EU court strengthens rights of refugees – policy

After the great refugee movement of 2015, family reunification became a buzzword in the refugee debate. Critics fueled the fear that behind each and every refugee there was a large family waiting to enter Germany. Such scenarios have not come true. However, such applications are still often handled slowly by German authorities, so that minors affected become of legal age before a decision is made. Consequence: The application is rejected because adult children are not entitled to be reunited with their families. Now the European Court of Justice (ECJ) has decided that such a practice undermines the meaning and purpose of refugee protection and violates European fundamental rights.

In one case, a young woman from Syria who had been living in Turkey for years had applied for a visa in order to be able to move to Germany with her father. He came to Germany in 2015 and applied for asylum the following year – the daughter was still 17 years old. But when the Federal Office for Migration and Refugees (Bamf) recognized him as a refugee, it was 2017 and the daughter was already 18. She immediately applied for family reunification, but was rejected. There is no family reunification for adults.

The ECJ had already signaled in judgments of 2018 and 2020 that it should not be left to the asylum authorities to hesitantly process applications and simply leave such cases until the 18th birthday of the young people in need of protection and thus undermine the entitlement. Nevertheless, the Federal Administrative Court still saw a need for clarification and asked the ECJ what point in time should be used for the question of minors.
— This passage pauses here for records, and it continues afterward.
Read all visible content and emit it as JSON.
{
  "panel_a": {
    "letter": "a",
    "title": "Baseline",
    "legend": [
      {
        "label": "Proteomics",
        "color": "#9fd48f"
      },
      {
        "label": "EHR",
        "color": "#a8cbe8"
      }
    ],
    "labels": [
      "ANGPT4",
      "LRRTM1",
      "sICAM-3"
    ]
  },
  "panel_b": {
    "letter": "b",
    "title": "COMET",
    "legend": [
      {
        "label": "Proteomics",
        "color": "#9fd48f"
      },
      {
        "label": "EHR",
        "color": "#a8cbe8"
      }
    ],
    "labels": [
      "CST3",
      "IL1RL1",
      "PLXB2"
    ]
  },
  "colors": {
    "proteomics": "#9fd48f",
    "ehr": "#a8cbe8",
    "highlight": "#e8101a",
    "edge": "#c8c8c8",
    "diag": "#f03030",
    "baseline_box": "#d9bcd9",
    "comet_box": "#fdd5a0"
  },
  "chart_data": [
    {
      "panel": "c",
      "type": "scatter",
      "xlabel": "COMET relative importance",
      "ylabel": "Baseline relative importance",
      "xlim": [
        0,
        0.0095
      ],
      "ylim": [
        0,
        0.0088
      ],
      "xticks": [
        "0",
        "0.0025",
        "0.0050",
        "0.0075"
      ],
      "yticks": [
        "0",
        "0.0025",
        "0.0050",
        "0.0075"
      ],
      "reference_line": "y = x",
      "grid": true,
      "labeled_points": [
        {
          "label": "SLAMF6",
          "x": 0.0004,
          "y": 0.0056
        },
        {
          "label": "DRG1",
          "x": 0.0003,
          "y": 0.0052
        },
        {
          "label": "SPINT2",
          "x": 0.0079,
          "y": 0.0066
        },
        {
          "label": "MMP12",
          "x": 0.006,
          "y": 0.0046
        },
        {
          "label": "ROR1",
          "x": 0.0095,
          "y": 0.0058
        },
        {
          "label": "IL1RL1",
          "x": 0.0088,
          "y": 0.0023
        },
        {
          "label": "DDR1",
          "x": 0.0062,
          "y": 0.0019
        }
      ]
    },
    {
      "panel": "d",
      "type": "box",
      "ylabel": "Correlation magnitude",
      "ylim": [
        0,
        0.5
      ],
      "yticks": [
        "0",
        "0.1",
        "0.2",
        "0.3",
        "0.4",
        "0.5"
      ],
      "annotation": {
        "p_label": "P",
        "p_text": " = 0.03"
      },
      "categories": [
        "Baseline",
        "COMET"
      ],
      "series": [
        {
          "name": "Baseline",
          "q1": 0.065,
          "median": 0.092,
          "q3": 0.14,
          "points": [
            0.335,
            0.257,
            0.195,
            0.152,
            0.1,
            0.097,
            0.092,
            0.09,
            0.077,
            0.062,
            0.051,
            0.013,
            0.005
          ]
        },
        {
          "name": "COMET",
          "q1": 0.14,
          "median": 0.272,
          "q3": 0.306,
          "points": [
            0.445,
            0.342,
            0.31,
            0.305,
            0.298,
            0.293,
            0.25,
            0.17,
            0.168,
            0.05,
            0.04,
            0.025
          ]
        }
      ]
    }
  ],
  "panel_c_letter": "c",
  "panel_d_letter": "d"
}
The date of the asylum application is decisive

The ECJ’s answer is clear: The decisive factor is the date on which the refugee father submitted his asylum application. And not the day of the daughter’s visa application, which she cannot submit before the father in Germany has received his decision. The Court of Justice provides a very practical consideration of bureaucratic and political resistance in dealing with refugees: According to its assessment, “the competent national authorities and courts would otherwise have no reason to process the applications of the parents of minors with the necessary urgency … as a priority”. . However, this endangers the respect for family life guaranteed in the EU Charter of Fundamental Rights and the protection of minor children.

Official delaying tactics must not be rewarded, that is to say. This also applies in the opposite case, when children bring parents to catch up, as the ECJ ruled in a second judgment. There, three young Syrians came to Germany as unaccompanied minors – and their parents applied for family reunification from abroad. The sons were recognized as refugees but had now come of age, so the German authorities rejected the parents’ application for family reunification. According to the ECJ, the following also applies here: The decisive factor is that the children were still minors when they themselves submitted their application for refugee status. At the same time, however, the court emphasizes in both cases that the application for subsequent immigration must be made within three months of the recognition.

The refugee organization “Pro Asyl” sees the judgments as a great victory. According to the authorities’ previous logic, “the families are paying for the fact that the German bureaucracy works so slowly.” The federal government must now take the “necessary steps to accelerate family reunification”. According to the findings of the organization, the waiting times alone until an application is submitted to the German diplomatic missions are 12 to 18 months. And this is followed by another, often lengthy, procedure.

The judgments of the ECJ only apply to cases of recognition of refugee status, not to the so-called “subsidiary protection” that is often granted to refugees from civil wars. For this group, Germany initially suspended family reunification in 2016 and capped it at 1,000 per month from the summer of 2018.

The ECJ has also clarified what the term “actual family ties” means – which is another prerequisite for family reunification. According to the ECJ, the mere relationship in a direct line is not sufficient. On the other hand, the requirements should not be too strict here. Occasional visits and regular contacts are sufficient to make such ties plausible.